The restaurant was a forty-minute drive, and some of it was spent listening to Ada sing along to the music, and some of it was spent chatting about trivial things, and when they arrived Vincent thought that there might have been a legitimate issue with the GPS, since it did not feel like a forty minute drive at all.
But this was the restaurant that they had the reservation at, so Vincent decided that the traffic must have been especially good (for some reason, when he was driving with Ada, it always was, no matter how many cars were on the road—yet another reason he hated her), and parked the car and opened her door for her.
At the restaurant, they split two entrees, appetizers, and salads, and then ordered three desserts when Ada couldn’t choose, and at the end of the night, Vincent felt warm, sleepy, and content, and filled to the brim with hatred.
I love her so much, he thought, and then: no—wait—hate.

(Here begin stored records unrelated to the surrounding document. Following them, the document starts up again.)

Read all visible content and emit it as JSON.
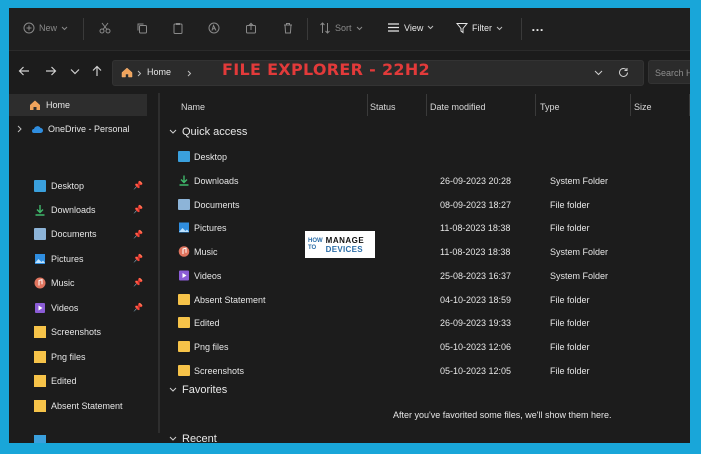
{
  "toolbar": {
    "new_label": "New",
    "sort_label": "Sort",
    "view_label": "View",
    "filter_label": "Filter",
    "more_label": "…"
  },
  "address": {
    "crumb": "Home",
    "search_placeholder": "Search Ho"
  },
  "overlay_title": "FILE EXPLORER - 22H2",
  "sidebar": {
    "items": [
      {
        "label": "Home",
        "icon": "home-icon"
      },
      {
        "label": "OneDrive - Personal",
        "icon": "cloud-icon"
      },
      {
        "label": "Desktop",
        "icon": "desktop-icon"
      },
      {
        "label": "Downloads",
        "icon": "download-icon"
      },
      {
        "label": "Documents",
        "icon": "documents-icon"
      },
      {
        "label": "Pictures",
        "icon": "pictures-icon"
      },
      {
        "label": "Music",
        "icon": "music-icon"
      },
      {
        "label": "Videos",
        "icon": "videos-icon"
      },
      {
        "label": "Screenshots",
        "icon": "folder-icon"
      },
      {
        "label": "Png files",
        "icon": "folder-icon"
      },
      {
        "label": "Edited",
        "icon": "folder-icon"
      },
      {
        "label": "Absent Statement",
        "icon": "folder-icon"
      }
    ]
  },
  "columns": {
    "name": "Name",
    "status": "Status",
    "date": "Date modified",
    "type": "Type",
    "size": "Size"
  },
  "groups": {
    "quick_access": "Quick access",
    "favorites": "Favorites",
    "recent": "Recent"
  },
  "files": [
    {
      "name": "Desktop",
      "date": "",
      "type": ""
    },
    {
      "name": "Downloads",
      "date": "26-09-2023 20:28",
      "type": "System Folder"
    },
    {
      "name": "Documents",
      "date": "08-09-2023 18:27",
      "type": "File folder"
    },
    {
      "name": "Pictures",
      "date": "11-08-2023 18:38",
      "type": "File folder"
    },
    {
      "name": "Music",
      "date": "11-08-2023 18:38",
      "type": "System Folder"
    },
    {
      "name": "Videos",
      "date": "25-08-2023 16:37",
      "type": "System Folder"
    },
    {
      "name": "Absent Statement",
      "date": "04-10-2023 18:59",
      "type": "File folder"
    },
    {
      "name": "Edited",
      "date": "26-09-2023 19:33",
      "type": "File folder"
    },
    {
      "name": "Png files",
      "date": "05-10-2023 12:06",
      "type": "File folder"
    },
    {
      "name": "Screenshots",
      "date": "05-10-2023 12:05",
      "type": "File folder"
    }
  ],
  "favorites_empty": "After you've favorited some files, we'll show them here.",
  "logo": {
    "line1": "HOW",
    "line2": "TO",
    "word1": "MANAGE",
    "word2": "DEVICES"
  },
  "colors": {
    "accent": "#19a6d9",
    "folder": "#f6c349",
    "title": "#e23a3a"
  }
}
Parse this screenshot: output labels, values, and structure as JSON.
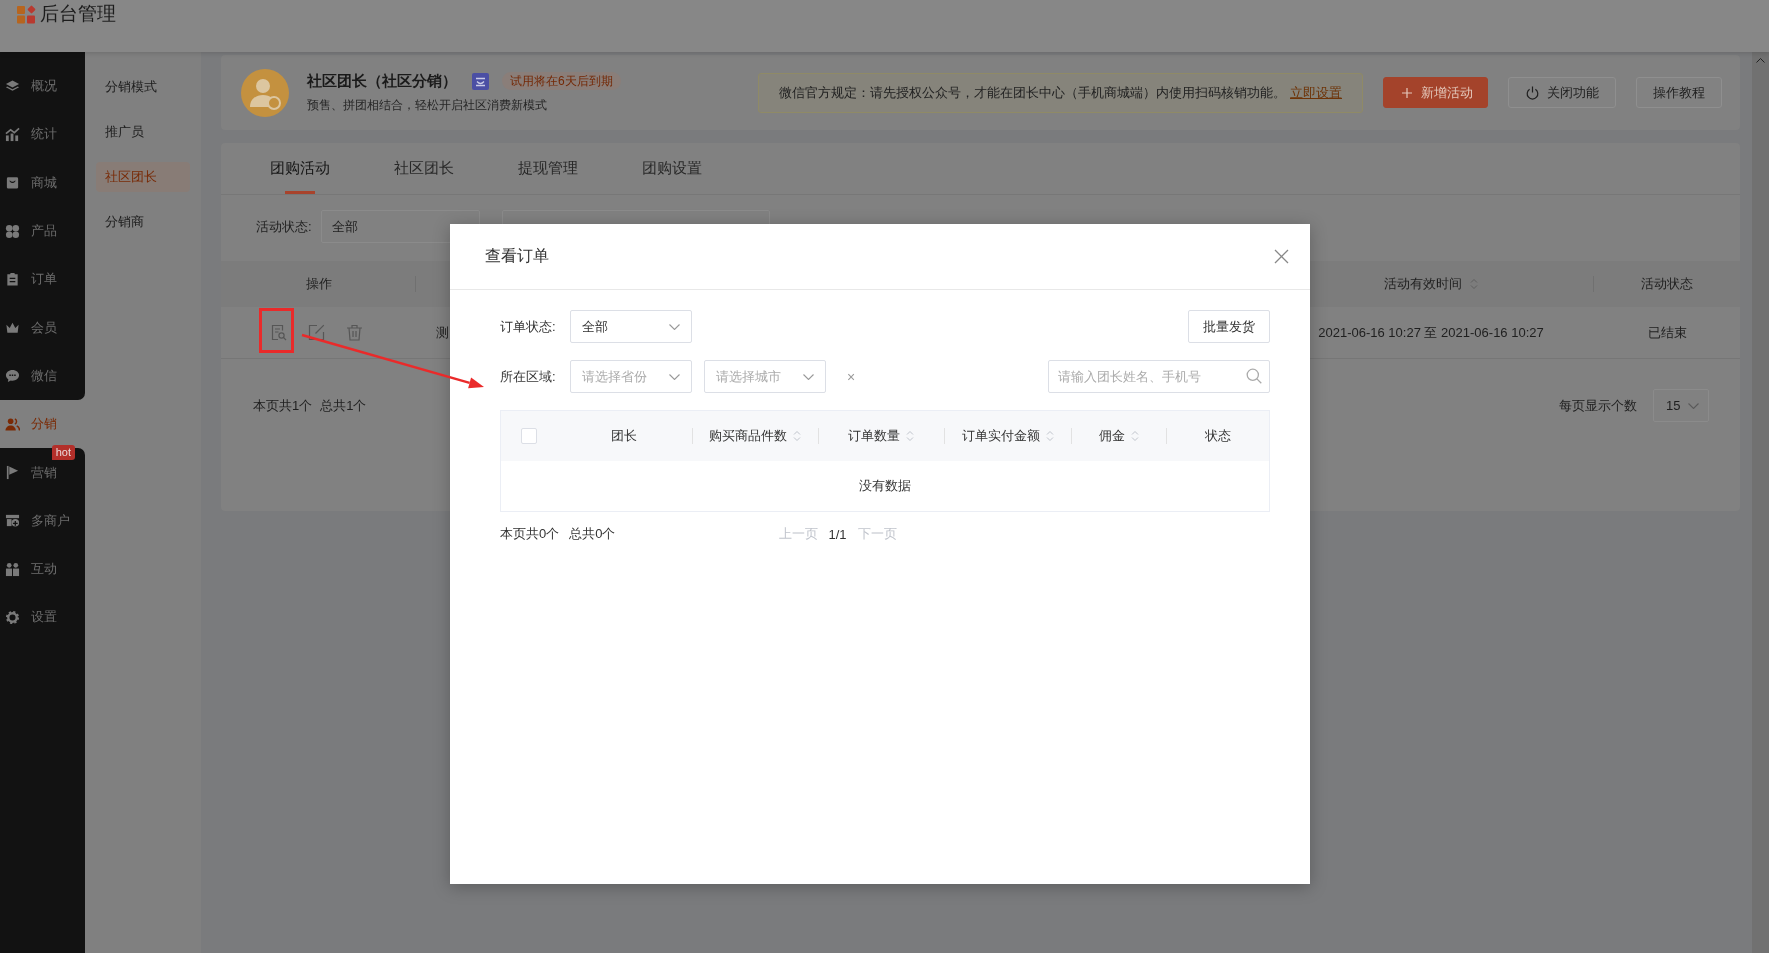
{
  "app": {
    "title": "后台管理"
  },
  "nav": {
    "items": [
      {
        "label": "概况",
        "selected": false
      },
      {
        "label": "统计",
        "selected": false
      },
      {
        "label": "商城",
        "selected": false
      },
      {
        "label": "产品",
        "selected": false
      },
      {
        "label": "订单",
        "selected": false
      },
      {
        "label": "会员",
        "selected": false
      },
      {
        "label": "微信",
        "selected": false
      },
      {
        "label": "分销",
        "selected": true
      },
      {
        "label": "营销",
        "selected": false,
        "badge": "hot"
      },
      {
        "label": "多商户",
        "selected": false
      },
      {
        "label": "互动",
        "selected": false
      },
      {
        "label": "设置",
        "selected": false
      }
    ]
  },
  "subnav": {
    "items": [
      {
        "label": "分销模式",
        "selected": false
      },
      {
        "label": "推广员",
        "selected": false
      },
      {
        "label": "社区团长",
        "selected": true
      },
      {
        "label": "分销商",
        "selected": false
      }
    ]
  },
  "header_card": {
    "title": "社区团长（社区分销）",
    "trial_notice": "试用将在6天后到期",
    "subtitle": "预售、拼团相结合，轻松开启社区消费新模式",
    "notice": {
      "text": "微信官方规定：请先授权公众号，才能在团长中心（手机商城端）内使用扫码核销功能。",
      "link": "立即设置"
    },
    "buttons": [
      {
        "label": "新增活动",
        "kind": "primary"
      },
      {
        "label": "关闭功能",
        "kind": "power"
      },
      {
        "label": "操作教程",
        "kind": "plain"
      }
    ]
  },
  "tabs": [
    {
      "label": "团购活动",
      "selected": true
    },
    {
      "label": "社区团长",
      "selected": false
    },
    {
      "label": "提现管理",
      "selected": false
    },
    {
      "label": "团购设置",
      "selected": false
    }
  ],
  "filter": {
    "label": "活动状态:",
    "status": "全部"
  },
  "table": {
    "columns": [
      {
        "label": "操作",
        "sortable": false
      },
      {
        "label": "活动有效时间",
        "sortable": true
      },
      {
        "label": "活动状态",
        "sortable": false
      }
    ],
    "rows": [
      {
        "column_2": "测",
        "valid_time": "2021-06-16 10:27 至 2021-06-16 10:27",
        "status": "已结束"
      }
    ]
  },
  "pagination": {
    "summary": "本页共1个",
    "total": "总共1个",
    "page_size_label": "每页显示个数",
    "page_size": "15"
  },
  "modal": {
    "title": "查看订单",
    "order_status": {
      "label": "订单状态:",
      "value": "全部"
    },
    "batch_button": "批量发货",
    "region": {
      "label": "所在区域:",
      "province_select": {
        "placeholder": "请选择省份"
      },
      "city_select": {
        "placeholder": "请选择城市"
      },
      "clear": "×"
    },
    "search": {
      "placeholder": "请输入团长姓名、手机号"
    },
    "table": {
      "select_all": {
        "checked": false
      },
      "columns": [
        {
          "label": "团长",
          "sortable": false
        },
        {
          "label": "购买商品件数",
          "sortable": true
        },
        {
          "label": "订单数量",
          "sortable": true
        },
        {
          "label": "订单实付金额",
          "sortable": true
        },
        {
          "label": "佣金",
          "sortable": true
        },
        {
          "label": "状态",
          "sortable": false
        }
      ],
      "empty_text": "没有数据"
    },
    "pagination": {
      "summary": "本页共0个",
      "total": "总共0个",
      "prev": {
        "label": "上一页",
        "disabled": true
      },
      "page": "1/1",
      "next": {
        "label": "下一页",
        "disabled": true
      }
    }
  }
}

I hate her so much. I don’t love her. I don’t love anyone or anything except for Gil, and the thought rung no more hollow than it always did.
The drive back to Ada’s own house seemed to fly by even faster—probably, thought Vincent, because it was no longer rush hour, though he hadn’t thought they’d been affected by traffic on the way to the restaurant, and he kissed her goodbye inside the car, and watched her go, beautiful, ethereal, inside.
Yes, Vincent Nightray hated Ada Vessalius. He hated her like the moon, like the sun, like the stars. He hated her like he hated his own selfish heart, and like he hated every beautiful thing in the world.
But he did not hate her like he hated himself. He could not be that cruel. He hated himself for his cruelty, for the fact that he had done nothing but drag his brother down all his life, and, most especially, for the fact that he could never, ever bring himself to let Ada Vessalius know how much he loved her.